Ditadura militar proibiu Mujica de entrar no Brasil em 1970

Por Vitor Sion.

Era 1970. O Brasil vivia o período de repressão mais intenso em seus 21 anos de ditadura militar, logo depois da instauração do AI-5, em 1968. Nos porões da delegacia do DOI-CODI (Destacamento de Operações de Informações do Centro de Operações de Defesa Interna), na rua Tutóia, em São Paulo, milhares de militantes de esquerda eram barbaramente torturados.

Em janeiro de 1970, uma jovem de 22 anos foi colocada no pau de arara e torturada por vinte e dois dias consecutivos. Era Dilma Vana Rousseff, hoje presidente do Brasil, que relatou em depoimento que o momento mais difícil era quando recebia choques elétricos, principalmente nas partes íntimas.
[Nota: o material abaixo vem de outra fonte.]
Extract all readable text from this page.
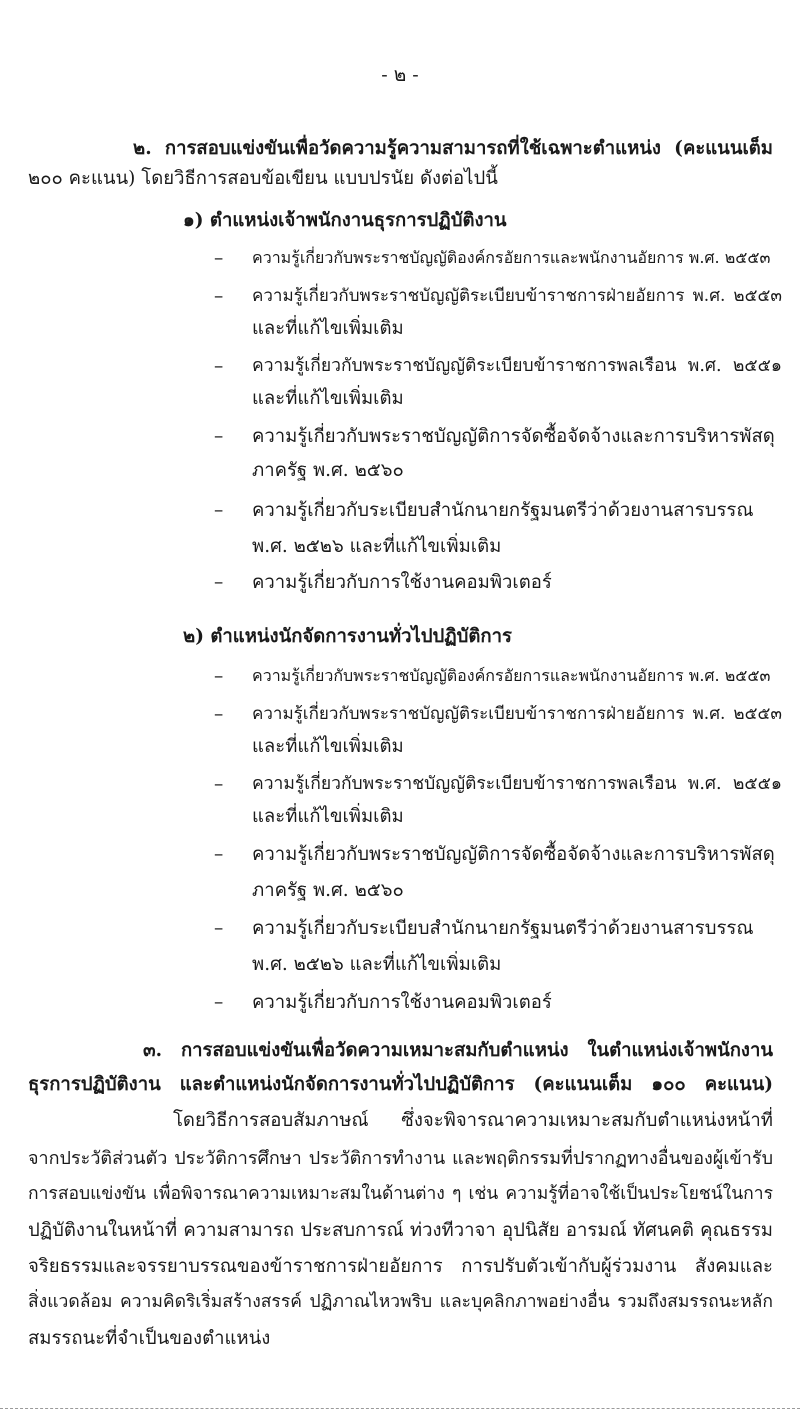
- ๒ -
๒. การสอบแข่งขันเพื่อวัดความรู้ความสามารถที่ใช้เฉพาะตำแหน่ง (คะแนนเต็ม
๒๐๐ คะแนน) โดยวิธีการสอบข้อเขียน แบบปรนัย ดังต่อไปนี้
๑) ตำแหน่งเจ้าพนักงานธุรการปฏิบัติงาน
– ความรู้เกี่ยวกับพระราชบัญญัติองค์กรอัยการและพนักงานอัยการ พ.ศ. ๒๕๕๓
– ความรู้เกี่ยวกับพระราชบัญญัติระเบียบข้าราชการฝ่ายอัยการ พ.ศ. ๒๕๕๓
และที่แก้ไขเพิ่มเติม
– ความรู้เกี่ยวกับพระราชบัญญัติระเบียบข้าราชการพลเรือน พ.ศ. ๒๕๕๑
และที่แก้ไขเพิ่มเติม
– ความรู้เกี่ยวกับพระราชบัญญัติการจัดซื้อจัดจ้างและการบริหารพัสดุ
ภาครัฐ พ.ศ. ๒๕๖๐
– ความรู้เกี่ยวกับระเบียบสำนักนายกรัฐมนตรีว่าด้วยงานสารบรรณ
พ.ศ. ๒๕๒๖ และที่แก้ไขเพิ่มเติม
– ความรู้เกี่ยวกับการใช้งานคอมพิวเตอร์
๒) ตำแหน่งนักจัดการงานทั่วไปปฏิบัติการ
– ความรู้เกี่ยวกับพระราชบัญญัติองค์กรอัยการและพนักงานอัยการ พ.ศ. ๒๕๕๓
– ความรู้เกี่ยวกับพระราชบัญญัติระเบียบข้าราชการฝ่ายอัยการ พ.ศ. ๒๕๕๓
และที่แก้ไขเพิ่มเติม
– ความรู้เกี่ยวกับพระราชบัญญัติระเบียบข้าราชการพลเรือน พ.ศ. ๒๕๕๑
และที่แก้ไขเพิ่มเติม
– ความรู้เกี่ยวกับพระราชบัญญัติการจัดซื้อจัดจ้างและการบริหารพัสดุ
ภาครัฐ พ.ศ. ๒๕๖๐
– ความรู้เกี่ยวกับระเบียบสำนักนายกรัฐมนตรีว่าด้วยงานสารบรรณ
พ.ศ. ๒๕๒๖ และที่แก้ไขเพิ่มเติม
– ความรู้เกี่ยวกับการใช้งานคอมพิวเตอร์
๓. การสอบแข่งขันเพื่อวัดความเหมาะสมกับตำแหน่ง ในตำแหน่งเจ้าพนักงาน
ธุรการปฏิบัติงาน และตำแหน่งนักจัดการงานทั่วไปปฏิบัติการ (คะแนนเต็ม ๑๐๐ คะแนน)
โดยวิธีการสอบสัมภาษณ์ ซึ่งจะพิจารณาความเหมาะสมกับตำแหน่งหน้าที่
จากประวัติส่วนตัว ประวัติการศึกษา ประวัติการทำงาน และพฤติกรรมที่ปรากฏทางอื่นของผู้เข้ารับ
การสอบแข่งขัน เพื่อพิจารณาความเหมาะสมในด้านต่าง ๆ เช่น ความรู้ที่อาจใช้เป็นประโยชน์ในการ
ปฏิบัติงานในหน้าที่ ความสามารถ ประสบการณ์ ท่วงทีวาจา อุปนิสัย อารมณ์ ทัศนคติ คุณธรรม
จริยธรรมและจรรยาบรรณของข้าราชการฝ่ายอัยการ การปรับตัวเข้ากับผู้ร่วมงาน สังคมและ
สิ่งแวดล้อม ความคิดริเริ่มสร้างสรรค์ ปฏิภาณไหวพริบ และบุคลิกภาพอย่างอื่น รวมถึงสมรรถนะหลัก
สมรรถนะที่จำเป็นของตำแหน่ง
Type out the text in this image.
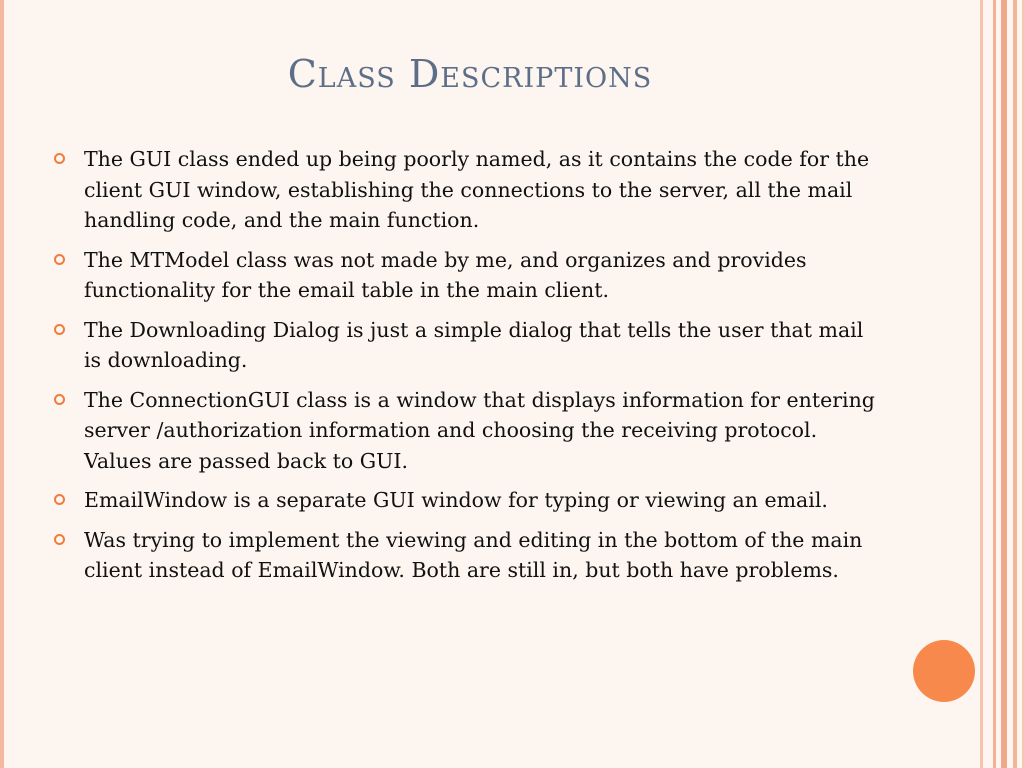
Class Descriptions
The GUI class ended up being poorly named, as it contains the code for the client GUI window, establishing the connections to the server, all the mail handling code, and the main function.
The MTModel class was not made by me, and organizes and provides functionality for the email table in the main client.
The Downloading Dialog is just a simple dialog that tells the user that mail is downloading.
The ConnectionGUI class is a window that displays information for entering server /authorization information and choosing the receiving protocol. Values are passed back to GUI.
EmailWindow is a separate GUI window for typing or viewing an email.
Was trying to implement the viewing and editing in the bottom of the main client instead of EmailWindow. Both are still in, but both have problems.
Os brasileiros, porém, não eram os únicos procurados pelo governo. Documento da Polícia Federal de fevereiro de 1970 mostra uma lista de “estrangeiros indesejáveis”. Entre eles, outro futuro líder latino-americano: o uruguaio José Alberto Mujica Cordano, conhecido como Pepe Mujica.

Vitor Sion/Opera Mundi

Imagem do documento que impedia José Mujica de entrar no Brasil durante a ditadura militar

O motivo para que o atual presidente do Uruguai fosse impedido de entrar no país era a sua atuação no MLN-T (Movimento de Liberação Nacional – Tupamaros), do qual foi um dos nove principais líderes. Na mesma época, a ditadura uruguaia, comandada por Jorge Pacheco Areco e Juan María Bordaberry, exigia perseguição — sem perdão — aos guerrilheiros tupamaros.

Além de Mujica, a PF proibia dezenas de outros tupamaros de virem ao Brasil. Um deles, Lucia Topolanski Saavedra, atual senadora e primeira-dama do Uruguai.

Poucos meses depois, Mujica foi detido no Uruguai e ficou 14 anos na prisão, até 1985. Hoje, ele é considerado um dos presidentes mais carismáticos da América Latina. Doa 90% do seu salário para ONGs e, em março, negou-se a comparecer à missa que inaugurou o pontificado do papa Francisco por ser ateu e defender o Estado laico no Uruguai.

Comissão da verdade

Enquanto isso, no Brasil, a Comissão da Verdade completou um ano nesta semana e tenta restaurar a memória coletiva do país, indicando os agentes responsáveis pela tortura e a repressão. Isso sem saber, devido à Lei da Anistia, se eles serão julgados pelas violações aos direitos humanos, como tem ocorrido em outros países da América Latina, como a Argentina.

Wikicommons

Mujica e a primeira-dama do Uruguai, Lucia Topolanski Saavedra

No que se refere à luta armada, da qual fizeram parte os grupos de Dilma e Mujica, a Comissão da Verdade esclareceu que esse tipo de ação só foi iniciada após a tortura. “A tortura começou a ser praticada nos quartéis em 1964. A tortura está na origem da ditadura militar. Ela ocorre antes da luta armada”, afirmou a historiadora Heloísa Starling, integrante do grupo de pesquisadores.

Uma das principais justificativas para a implementação do AI-5, que instituiu oficialmente a repressão em 1968, era o combate aos “subversivos que queriam um regime comunista no país”.